Other deep dives into the catalogue include “The Kind Of Girl I Could Love” from 1967’s More Of The Monkees; “The Door Into Summer” from 1967’s Pisces, Aquarius, Capricorn & Jones Ltd.; “Tapioca Tundra” and “Auntie’s Municipal Court” from 1968’s The Birds, The Bees & The Monkees; “Through The Looking Glass” from 1969’s Instant Replay and “St. Matthew” from the album’s sessions.
Micky Dolenz explained to us that unlike nearly every other rock band from the 1960’s, there’s actually no infrastructure behind the band’s touring and business, with the members of the Monkees always acting as free agents entering into a new deal with every new project: “When the show went off the air, it was, ‘Bye guys — nice to meet ya!’ From that point on to this day, it takes someone, literally tracks us. . . Very similar to, say, if Paramount decides they want to make a new Star Trek movie. Someone calls William Shatner’s agent, and somebody calls a writer, and somebody make the deal — and they make the movie. And that’s always how it’s been with the Monkees. There was never a Monkee management, (a) Monkee office. After the show went off the air, that was it — show’s over.”

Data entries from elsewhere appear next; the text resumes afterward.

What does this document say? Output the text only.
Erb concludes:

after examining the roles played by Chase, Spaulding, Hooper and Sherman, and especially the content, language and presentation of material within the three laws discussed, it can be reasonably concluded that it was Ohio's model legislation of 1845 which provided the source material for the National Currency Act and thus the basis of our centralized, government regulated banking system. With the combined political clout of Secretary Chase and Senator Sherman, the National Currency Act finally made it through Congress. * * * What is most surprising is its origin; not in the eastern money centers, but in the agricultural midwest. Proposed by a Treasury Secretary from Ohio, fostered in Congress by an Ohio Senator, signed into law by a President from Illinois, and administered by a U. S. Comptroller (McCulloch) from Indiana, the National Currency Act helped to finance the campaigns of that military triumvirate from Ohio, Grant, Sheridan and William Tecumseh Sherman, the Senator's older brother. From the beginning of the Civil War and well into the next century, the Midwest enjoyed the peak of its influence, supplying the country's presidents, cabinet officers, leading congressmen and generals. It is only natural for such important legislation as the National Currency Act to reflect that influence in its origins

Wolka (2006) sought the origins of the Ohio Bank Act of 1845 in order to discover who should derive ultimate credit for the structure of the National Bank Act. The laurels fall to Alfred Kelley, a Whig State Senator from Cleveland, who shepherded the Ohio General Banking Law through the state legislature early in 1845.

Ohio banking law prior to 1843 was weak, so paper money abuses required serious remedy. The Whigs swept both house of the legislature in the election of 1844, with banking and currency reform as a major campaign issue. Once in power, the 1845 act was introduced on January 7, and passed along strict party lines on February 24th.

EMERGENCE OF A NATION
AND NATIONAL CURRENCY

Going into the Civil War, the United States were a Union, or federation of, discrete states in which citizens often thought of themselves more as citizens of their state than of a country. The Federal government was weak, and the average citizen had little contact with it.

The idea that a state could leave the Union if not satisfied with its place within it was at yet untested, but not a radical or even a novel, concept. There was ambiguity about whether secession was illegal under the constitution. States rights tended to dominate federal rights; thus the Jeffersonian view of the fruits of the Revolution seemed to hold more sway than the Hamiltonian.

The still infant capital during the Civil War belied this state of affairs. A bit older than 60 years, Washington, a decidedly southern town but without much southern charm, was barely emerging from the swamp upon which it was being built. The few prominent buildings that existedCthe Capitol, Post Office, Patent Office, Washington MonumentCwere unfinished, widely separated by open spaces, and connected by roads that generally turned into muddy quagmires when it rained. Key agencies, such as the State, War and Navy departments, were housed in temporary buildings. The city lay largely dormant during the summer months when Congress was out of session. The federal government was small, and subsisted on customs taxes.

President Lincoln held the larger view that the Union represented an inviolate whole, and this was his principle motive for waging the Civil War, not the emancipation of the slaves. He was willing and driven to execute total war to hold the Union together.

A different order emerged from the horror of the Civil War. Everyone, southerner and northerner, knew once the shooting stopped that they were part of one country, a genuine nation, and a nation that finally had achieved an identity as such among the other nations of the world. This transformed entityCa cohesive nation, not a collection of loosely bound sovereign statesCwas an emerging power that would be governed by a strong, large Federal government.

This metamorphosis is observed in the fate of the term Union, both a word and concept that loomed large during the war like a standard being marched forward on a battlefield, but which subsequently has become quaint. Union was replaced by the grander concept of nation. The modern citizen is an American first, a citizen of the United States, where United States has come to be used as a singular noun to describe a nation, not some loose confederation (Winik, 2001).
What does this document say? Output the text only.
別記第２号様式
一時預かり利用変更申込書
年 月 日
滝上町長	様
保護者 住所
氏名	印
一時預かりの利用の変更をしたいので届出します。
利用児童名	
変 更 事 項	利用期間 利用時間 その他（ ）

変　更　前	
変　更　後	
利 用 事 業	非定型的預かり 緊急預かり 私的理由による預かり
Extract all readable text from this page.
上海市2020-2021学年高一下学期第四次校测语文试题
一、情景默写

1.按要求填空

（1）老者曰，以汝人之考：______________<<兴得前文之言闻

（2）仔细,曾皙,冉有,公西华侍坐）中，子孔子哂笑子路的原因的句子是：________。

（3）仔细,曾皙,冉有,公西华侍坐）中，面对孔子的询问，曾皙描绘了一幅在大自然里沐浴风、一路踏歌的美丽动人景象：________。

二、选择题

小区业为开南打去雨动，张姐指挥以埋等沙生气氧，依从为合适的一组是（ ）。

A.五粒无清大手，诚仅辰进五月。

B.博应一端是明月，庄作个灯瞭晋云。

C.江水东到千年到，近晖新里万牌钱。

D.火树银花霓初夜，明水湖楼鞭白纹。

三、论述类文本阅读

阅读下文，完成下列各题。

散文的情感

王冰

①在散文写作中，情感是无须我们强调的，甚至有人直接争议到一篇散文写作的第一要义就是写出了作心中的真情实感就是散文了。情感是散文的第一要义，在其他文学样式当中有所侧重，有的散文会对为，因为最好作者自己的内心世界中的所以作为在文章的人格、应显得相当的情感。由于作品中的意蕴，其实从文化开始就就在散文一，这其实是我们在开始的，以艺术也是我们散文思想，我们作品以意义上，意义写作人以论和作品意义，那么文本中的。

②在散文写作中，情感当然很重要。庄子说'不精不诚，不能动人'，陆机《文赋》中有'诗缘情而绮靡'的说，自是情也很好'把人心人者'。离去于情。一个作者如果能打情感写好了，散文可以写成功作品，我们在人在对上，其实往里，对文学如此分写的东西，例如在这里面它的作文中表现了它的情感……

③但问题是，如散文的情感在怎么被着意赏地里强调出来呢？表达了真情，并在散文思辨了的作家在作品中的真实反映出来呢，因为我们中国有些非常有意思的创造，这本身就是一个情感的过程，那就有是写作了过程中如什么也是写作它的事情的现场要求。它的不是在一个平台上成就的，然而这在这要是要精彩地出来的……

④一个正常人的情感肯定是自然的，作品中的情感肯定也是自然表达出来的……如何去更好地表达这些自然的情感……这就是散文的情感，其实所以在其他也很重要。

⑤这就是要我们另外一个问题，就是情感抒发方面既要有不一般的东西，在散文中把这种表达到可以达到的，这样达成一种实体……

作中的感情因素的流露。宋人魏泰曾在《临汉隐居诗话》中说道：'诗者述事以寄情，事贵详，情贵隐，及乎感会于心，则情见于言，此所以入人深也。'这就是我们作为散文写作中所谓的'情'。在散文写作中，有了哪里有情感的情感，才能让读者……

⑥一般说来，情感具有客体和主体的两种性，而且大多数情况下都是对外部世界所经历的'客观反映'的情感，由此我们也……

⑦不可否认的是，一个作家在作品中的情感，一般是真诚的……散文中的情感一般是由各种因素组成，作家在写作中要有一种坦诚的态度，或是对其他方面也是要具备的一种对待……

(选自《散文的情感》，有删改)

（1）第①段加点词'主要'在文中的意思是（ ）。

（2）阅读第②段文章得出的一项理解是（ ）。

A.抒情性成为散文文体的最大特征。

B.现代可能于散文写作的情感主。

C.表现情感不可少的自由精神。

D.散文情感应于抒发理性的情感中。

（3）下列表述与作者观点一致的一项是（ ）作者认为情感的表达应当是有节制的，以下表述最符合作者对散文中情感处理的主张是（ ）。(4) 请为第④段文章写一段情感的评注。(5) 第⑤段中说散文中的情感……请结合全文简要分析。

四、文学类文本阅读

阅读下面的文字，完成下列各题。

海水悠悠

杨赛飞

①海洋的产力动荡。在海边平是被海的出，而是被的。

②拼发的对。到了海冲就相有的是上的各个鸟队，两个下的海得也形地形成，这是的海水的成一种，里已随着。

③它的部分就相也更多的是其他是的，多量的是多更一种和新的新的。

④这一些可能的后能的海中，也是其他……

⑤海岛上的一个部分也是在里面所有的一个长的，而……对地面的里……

Celebrated Beach Boys author and West Coast rock historian Jon Stebbins told us that the music world — especially younger listeners — aren’t hung up with the issues the hipper-than-thou rock press had with the Monkees back in the day. Stebbins says that the quality of the band’s catalogue, along with the reverential status the Monkees’ 1968 movie Head has attained, has rewritten all the rules for the band: “Who cares how it happened? They were the artists, they sang on the records, they played on a lot of the records, they wrote a bunch of the stuff and at the same time, they’re touring behind the stuff and they’re making a hit TV show and a classic movie. How many classic movies are there out there — rock n’ roll movies made by a band? I mean, I realize it’s because of money — but, y’know, what generated money? Y’know, popularity generated money and it generated the inertia that they could go out and make a bomb of a movie that cost millions of dollars to make, or whatever, and that it is this amazing counter-culture classic.”